Ubuntu security updates are also like this, but more so: in Ubuntu, a released suite like focal *never* gets updated, and all package updates (including security fixes) happen via focal-security or focal-updates.

I use flatpaked browsers for testing occasionally and have no complaints. As long as I can take screenshots, download into ~/Downloads, and open URLs from other apps I'm happy. Seems like flatpak would be a reasonable option for fedora's chromium build and that would let them relax trying to replace bundled deps.

You are welcome. Keep up the good work on the Flatpak!
There is nothing on the page on flathub that hints on it being *not* official. Maybe it is a good idea to make that clear.

I use this flatpak (as a secondary browser, for websites that don’t support Firefox) and it Just Works for me.
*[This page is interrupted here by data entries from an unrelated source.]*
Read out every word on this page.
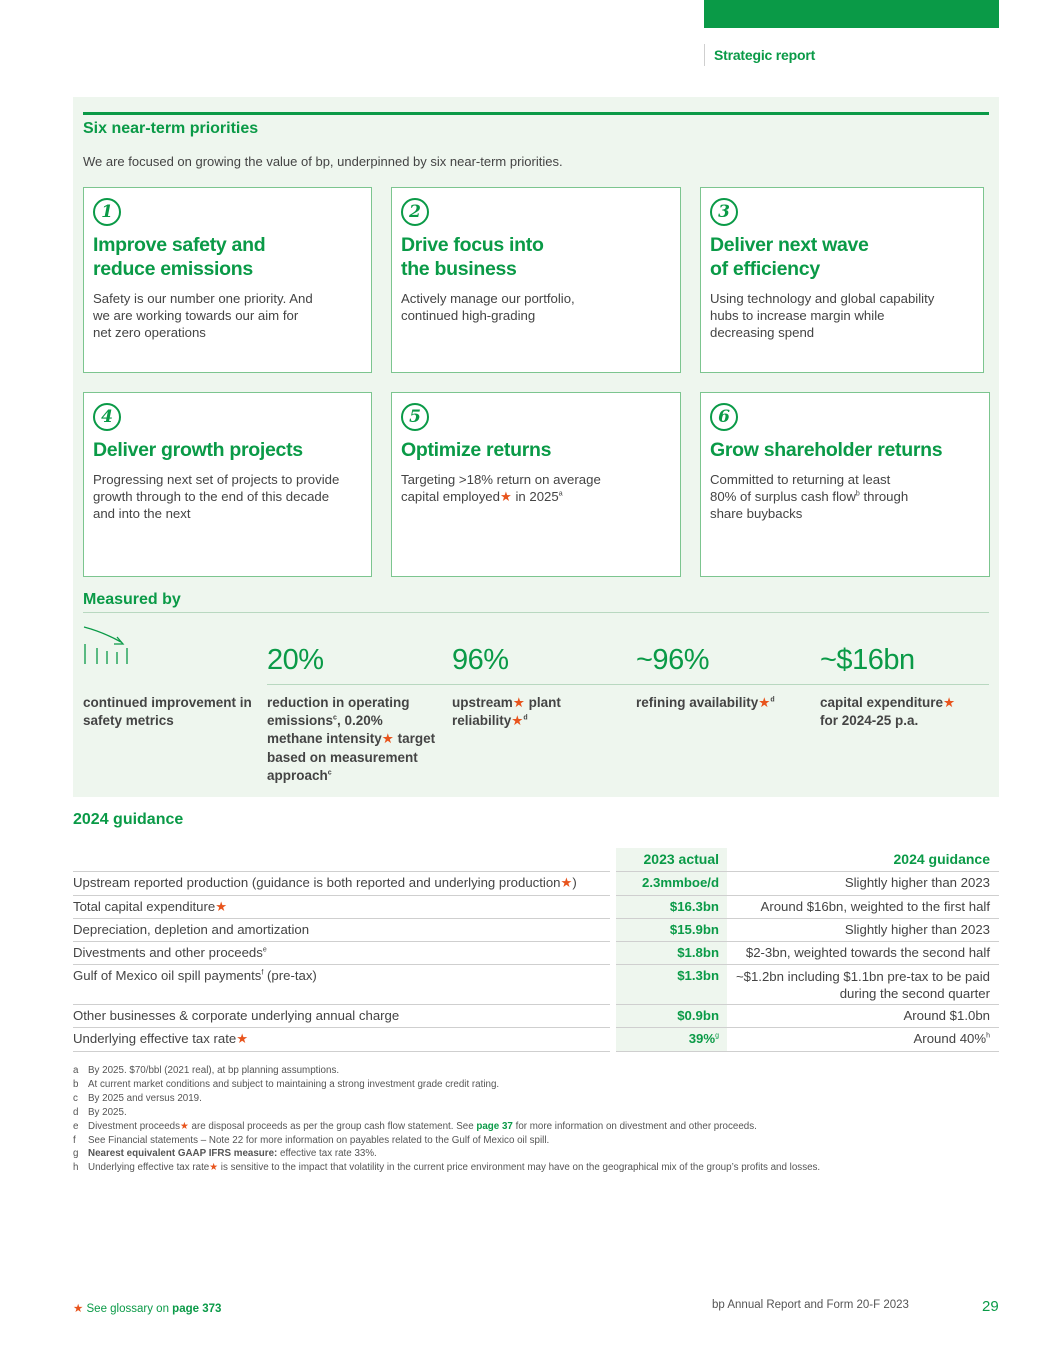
Strategic report
Six near-term priorities
We are focused on growing the value of bp, underpinned by six near-term priorities.
1
Improve safety and
reduce emissions

Safety is our number one priority. And
we are working towards our aim for
net zero operations

2
Drive focus into
the business

Actively manage our portfolio,
continued high-grading

3
Deliver next wave
of efficiency

Using technology and global capability
hubs to increase margin while
decreasing spend

4
Deliver growth projects

Progressing next set of projects to provide
growth through to the end of this decade
and into the next

5
Optimize returns

Targeting >18% return on average
capital employed★ in 2025$^a$

6
Grow shareholder returns

Committed to returning at least
80% of surplus cash flow$^b$ through
share buybacks

Measured by
continued improvement in safety metrics
20%
reduction in operating emissions$^c$, 0.20% methane intensity★ target based on measurement approach$^c$
96%
upstream★ plant reliability★$^d$
~96%
refining availability★$^d$
~$16bn
capital expenditure★
for 2024-25 p.a.
2024 guidance
2023 actual	2024 guidance
Upstream reported production (guidance is both reported and underlying production★)	2.3mmboe/d	Slightly higher than 2023
Total capital expenditure★	$16.3bn	Around $16bn, weighted to the first half
Depreciation, depletion and amortization	$15.9bn	Slightly higher than 2023
Divestments and other proceeds$^e$	$1.8bn	$2-3bn, weighted towards the second half
Gulf of Mexico oil spill payments$^f$ (pre-tax)	$1.3bn	~$1.2bn including $1.1bn pre-tax to be paid
during the second quarter
Other businesses & corporate underlying annual charge	$0.9bn	Around $1.0bn
Underlying effective tax rate★	39%$^g$	Around 40%$^h$
a By 2025. $70/bbl (2021 real), at bp planning assumptions.
b At current market conditions and subject to maintaining a strong investment grade credit rating.
c	By 2025 and versus 2019.
d By 2025.
e Divestment proceeds★ are disposal proceeds as per the group cash flow statement. See page 37 for more information on divestment and other proceeds.
f	See Financial statements – Note 22 for more information on payables related to the Gulf of Mexico oil spill.
g Nearest equivalent GAAP IFRS measure: effective tax rate 33%.
h Underlying effective tax rate★ is sensitive to the impact that volatility in the current price environment may have on the geographical mix of the group’s profits and losses.
★ See glossary on page 373	bp Annual Report and Form 20-F 2023	29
Thanks for all your work!

The Firefox devs have some privacy blind spots and Icecat has fixes for a number of them. I appreciate the work that gets done to make the Icecat fork of Firefox.

When I looked a month or so back, konqueror actually uses qtwebengine these days, as Arch implied, although the only official konqueror documentation I could find suggested otherwise. And it was only by using it on an updating page (a news feed) that I could see in 'top' that it was using qtwebengine. It's really hard to work out what it uses, probably does a dynamic link.
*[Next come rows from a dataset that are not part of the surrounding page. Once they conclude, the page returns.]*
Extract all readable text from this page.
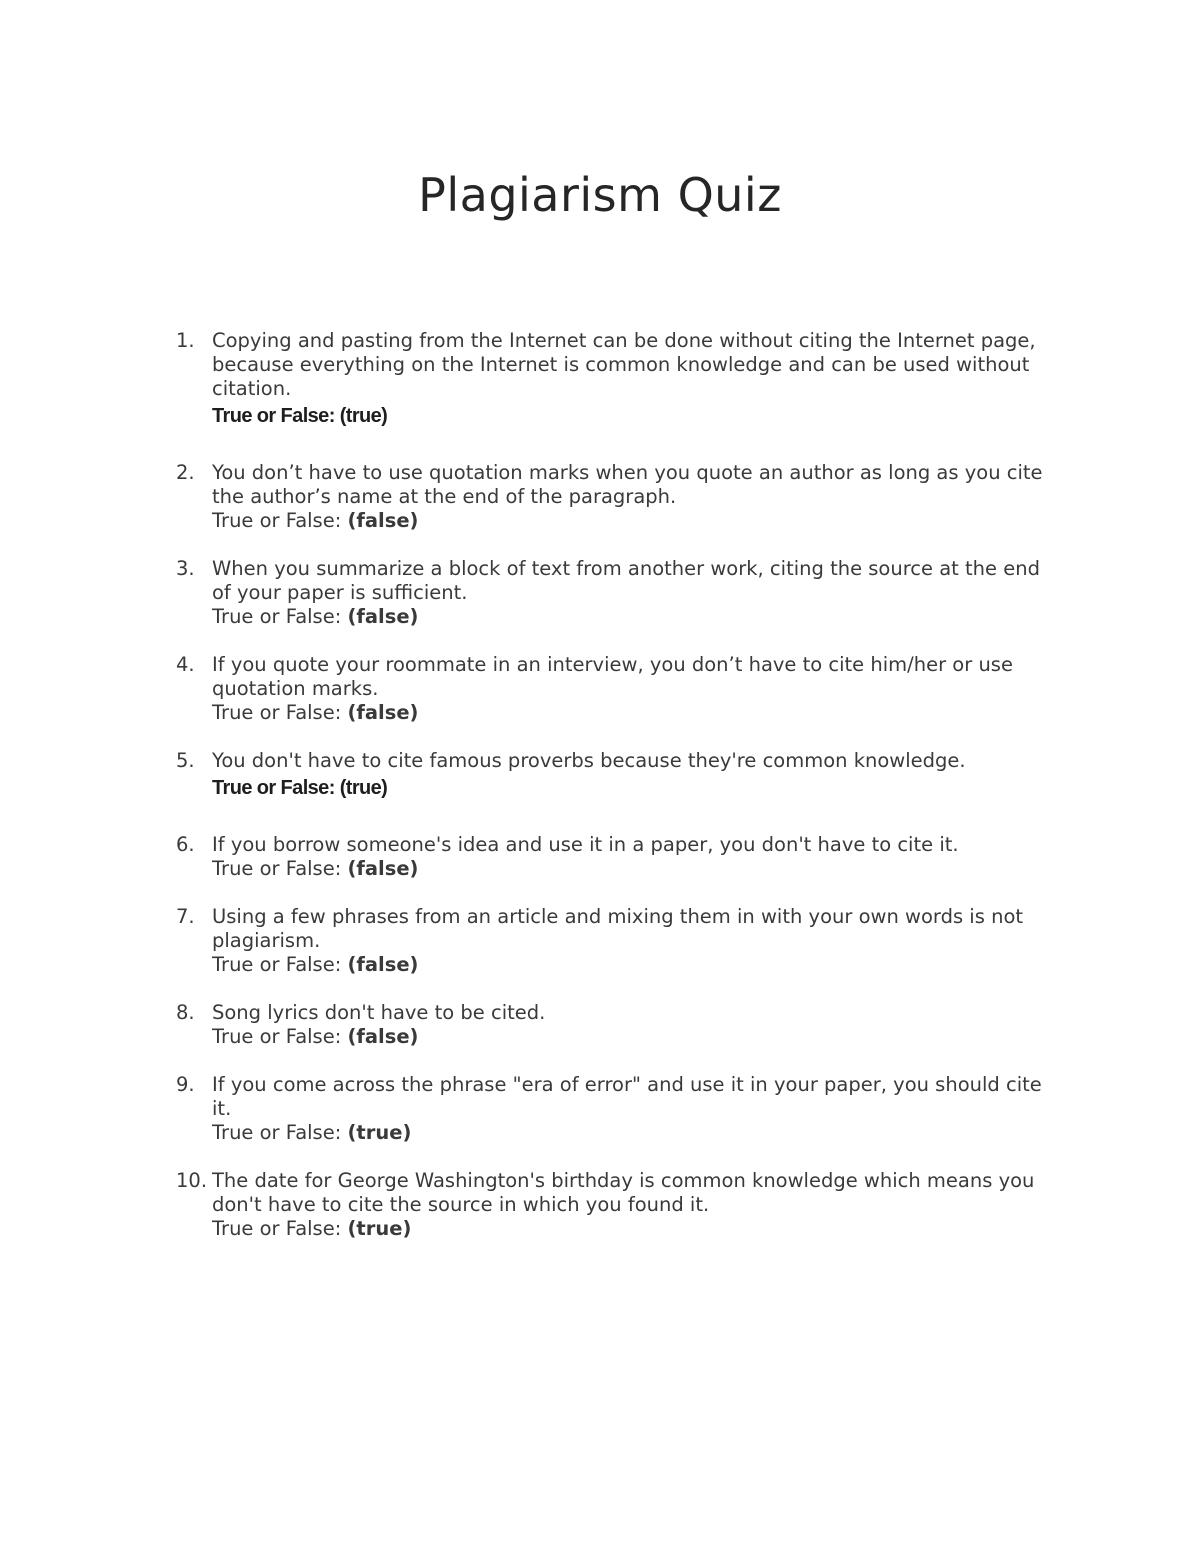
Plagiarism Quiz
1. Copying and pasting from the Internet can be done without citing the Internet page, because everything on the Internet is common knowledge and can be used without citation.
True or False: (true)
2. You don’t have to use quotation marks when you quote an author as long as you cite the author’s name at the end of the paragraph.
True or False: (false)
3. When you summarize a block of text from another work, citing the source at the end of your paper is sufficient.
True or False: (false)
4. If you quote your roommate in an interview, you don’t have to cite him/her or use quotation marks.
True or False: (false)
5. You don't have to cite famous proverbs because they're common knowledge.
True or False: (true)
6. If you borrow someone's idea and use it in a paper, you don't have to cite it.
True or False: (false)
7. Using a few phrases from an article and mixing them in with your own words is not plagiarism.
True or False: (false)
8. Song lyrics don't have to be cited.
True or False: (false)
9. If you come across the phrase "era of error" and use it in your paper, you should cite it.
True or False: (true)
10. The date for George Washington's birthday is common knowledge which means you don't have to cite the source in which you found it.
True or False: (true)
The other kde browser, falkon, also uses qtwebengine, and unlike the rest of qt5 you can get current versions of that from git. Of course, although the qt devs are good at backporting CVE fixes, qtwebengine5 is stuck on chrome 87 and therefore python2.7. But falkon does work on some websites that only work with chrome or its derivatives .

Haven't used dillo in a long time, but I'm quite impressed with how snappy it is compared to Firefox (on lwn.net).

> Given that Google (presumably) doesn't care all that much right now ...

If patch acceptance depends so much on whims of a single entity then IMO it's "open" and "free" only on paper.